ROME — A judge in Milan has ruled that trial can go ahead in a case in which priests and lawyers of the Legion of Christ Catholic religious order are accused of offering to pay the family of a sexual abuse victim to lie to prosecutors.
During a preliminary hearing Tuesday, which was delayed by nearly a year because of the coronavirus pandemic, Judge Patrizia Nobile confirmed the charges of attempted extortion and obstruction of justice and set a May 13 trial date for the five suspects, said Daniela Cultrera, the lawyer for the victim’s family.
The investigation is an offshoot of a case in which Italy’s highest court in July upheld the conviction and 6 1/2-year prison sentence for a defrocked Legion priest, Vladimir Resendiz, for sexually abusing boys at the Legion’s youth seminary in northern Italy.
That case was sparked in 2013 when one of Resendiz’s victims confided in his therapist about the abuse he suffered while he was a middle schooler at the seminary. As a mandated reporter, the therapist informed law enforcement authorities, who opened the probe.
At the time, the Legion was emerging from years of Vatican-mandated reform following revelations that the founder of the Mexico-based order was a religious fraud who sexually abused his seminarians and built a secretive, cult-like order to hide his crimes. According to Cultrera, a new sex abuse scandal going public in Italy was the last thing the Legion wanted as it hoped to regain its independence from Vatican oversight.
Prosecutors allege the Legion hierarchy in Italy and their lawyers offered the family of the victim 15,000 euros in October 2013 in exchange for a settlement agreement in which the son ruled out having been abused by Resendiz and regardless didn’t remember. It said if the family members were ever called to testify, they were to make the same declarations, denying the abuse that they had already reported to prosecutors.
The victim’s mother, Yolanda Martinez, told The Associated Press last year the family was aghast at the Legion’s behavior and refused to sign. A few months later, the Legion proposed a revised offer acknowledging the abuse occurred but requiring the family to pay back double the 15,000 euros if anyone violated the confidentiality agreement.
For prosecutors, that amounts to attempted extortion and obstruction of justice. The family is seeking unspecified damages as a civil party in the case.

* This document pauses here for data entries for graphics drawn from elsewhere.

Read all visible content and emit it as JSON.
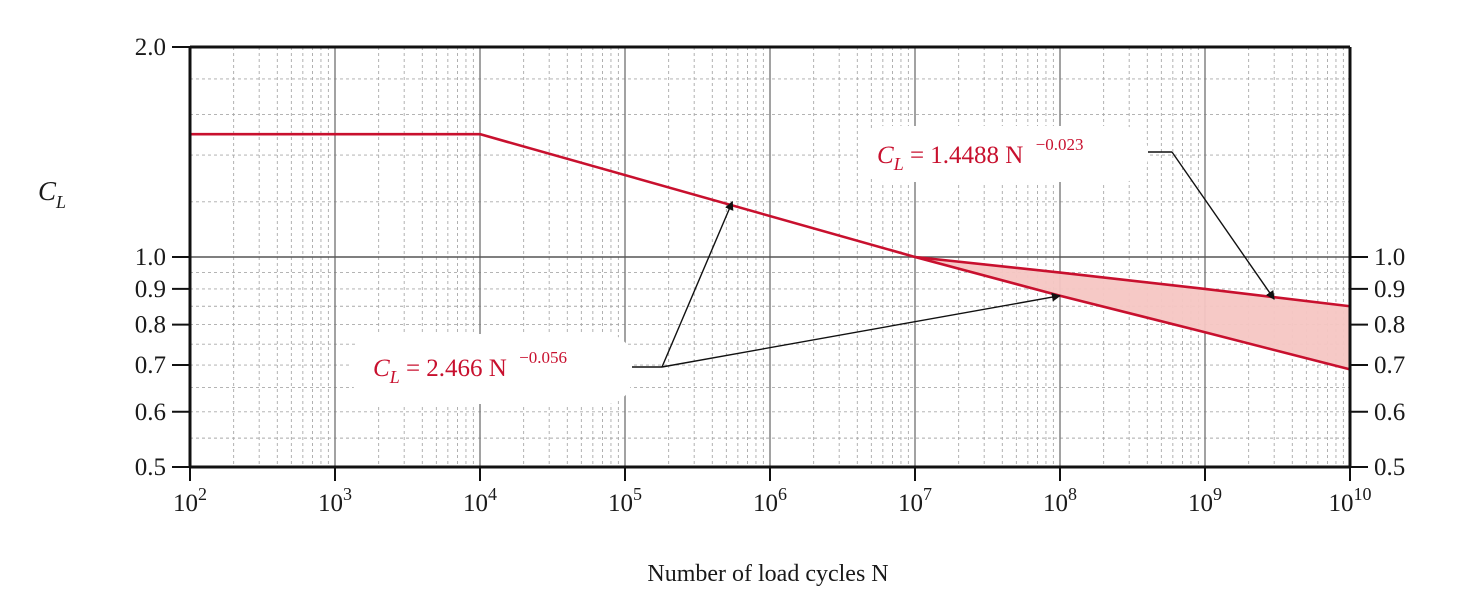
{
  "chart_data": {
    "type": "line",
    "xscale": "log",
    "yscale": "log",
    "xlim": [
      100,
      10000000000
    ],
    "ylim": [
      0.5,
      2.0
    ],
    "xlabel": "Number of load cycles N",
    "ylabel": "C_L",
    "x_ticks": [
      {
        "value": 100,
        "base": "10",
        "exp": "2"
      },
      {
        "value": 1000,
        "base": "10",
        "exp": "3"
      },
      {
        "value": 10000,
        "base": "10",
        "exp": "4"
      },
      {
        "value": 100000,
        "base": "10",
        "exp": "5"
      },
      {
        "value": 1000000,
        "base": "10",
        "exp": "6"
      },
      {
        "value": 10000000,
        "base": "10",
        "exp": "7"
      },
      {
        "value": 100000000,
        "base": "10",
        "exp": "8"
      },
      {
        "value": 1000000000,
        "base": "10",
        "exp": "9"
      },
      {
        "value": 10000000000,
        "base": "10",
        "exp": "10"
      }
    ],
    "y_ticks_left": [
      {
        "value": 2.0,
        "label": "2.0"
      },
      {
        "value": 1.0,
        "label": "1.0"
      },
      {
        "value": 0.9,
        "label": "0.9"
      },
      {
        "value": 0.8,
        "label": "0.8"
      },
      {
        "value": 0.7,
        "label": "0.7"
      },
      {
        "value": 0.6,
        "label": "0.6"
      },
      {
        "value": 0.5,
        "label": "0.5"
      }
    ],
    "y_ticks_right": [
      {
        "value": 1.0,
        "label": "1.0"
      },
      {
        "value": 0.9,
        "label": "0.9"
      },
      {
        "value": 0.8,
        "label": "0.8"
      },
      {
        "value": 0.7,
        "label": "0.7"
      },
      {
        "value": 0.6,
        "label": "0.6"
      },
      {
        "value": 0.5,
        "label": "0.5"
      }
    ],
    "series": [
      {
        "x": [
          100,
          10000,
          10000000,
          100000000,
          1000000000,
          10000000000
        ],
        "y": [
          1.5,
          1.5,
          1.0,
          0.88,
          0.78,
          0.69
        ]
      },
      {
        "x": [
          10000000,
          100000000,
          1000000000,
          10000000000
        ],
        "y": [
          1.0,
          0.95,
          0.9,
          0.85
        ]
      }
    ],
    "shaded_region": {
      "x_from": 10000000,
      "x_to": 10000000000,
      "between_series": [
        0,
        1
      ]
    },
    "annotations": [
      {
        "text_main": "C",
        "text_sub": "L",
        "text_eq": " = 1.4488 N ",
        "text_exp": "−0.023",
        "points_to": [
          {
            "x": 3000000000,
            "y": 0.87
          }
        ]
      },
      {
        "text_main": "C",
        "text_sub": "L",
        "text_eq": " = 2.466 N ",
        "text_exp": "−0.056",
        "points_to": [
          {
            "x": 550000,
            "y": 1.2
          },
          {
            "x": 100000000,
            "y": 0.88
          }
        ]
      }
    ],
    "grid": true,
    "line_color": "#c8102e",
    "fill_color": "#f6c6c3"
  }
}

The Legion declined to comment ahead of the trial. Spokesman the Rev. Aaron Smith noted Resendiz is no longer a priest or member of the order, though he said the Legion was “willing to cooperate with the authorities as needed.”
Resendiz was last believed to be living in his native Mexico, but it’s not immediately clear when or if extradition proceedings would begin following the high court ruling upholding his conviction and sentence.
The Resendiz case and the follow-on trial are just some of the new sex abuse and cover-up scandals that have rocked the Legion a decade after the Holy See imposed a reform process to purify it. The scandals have called into question the reform itself, given even the papal delegate in charge was part of the cover-ups. The Legion has vowed to do better.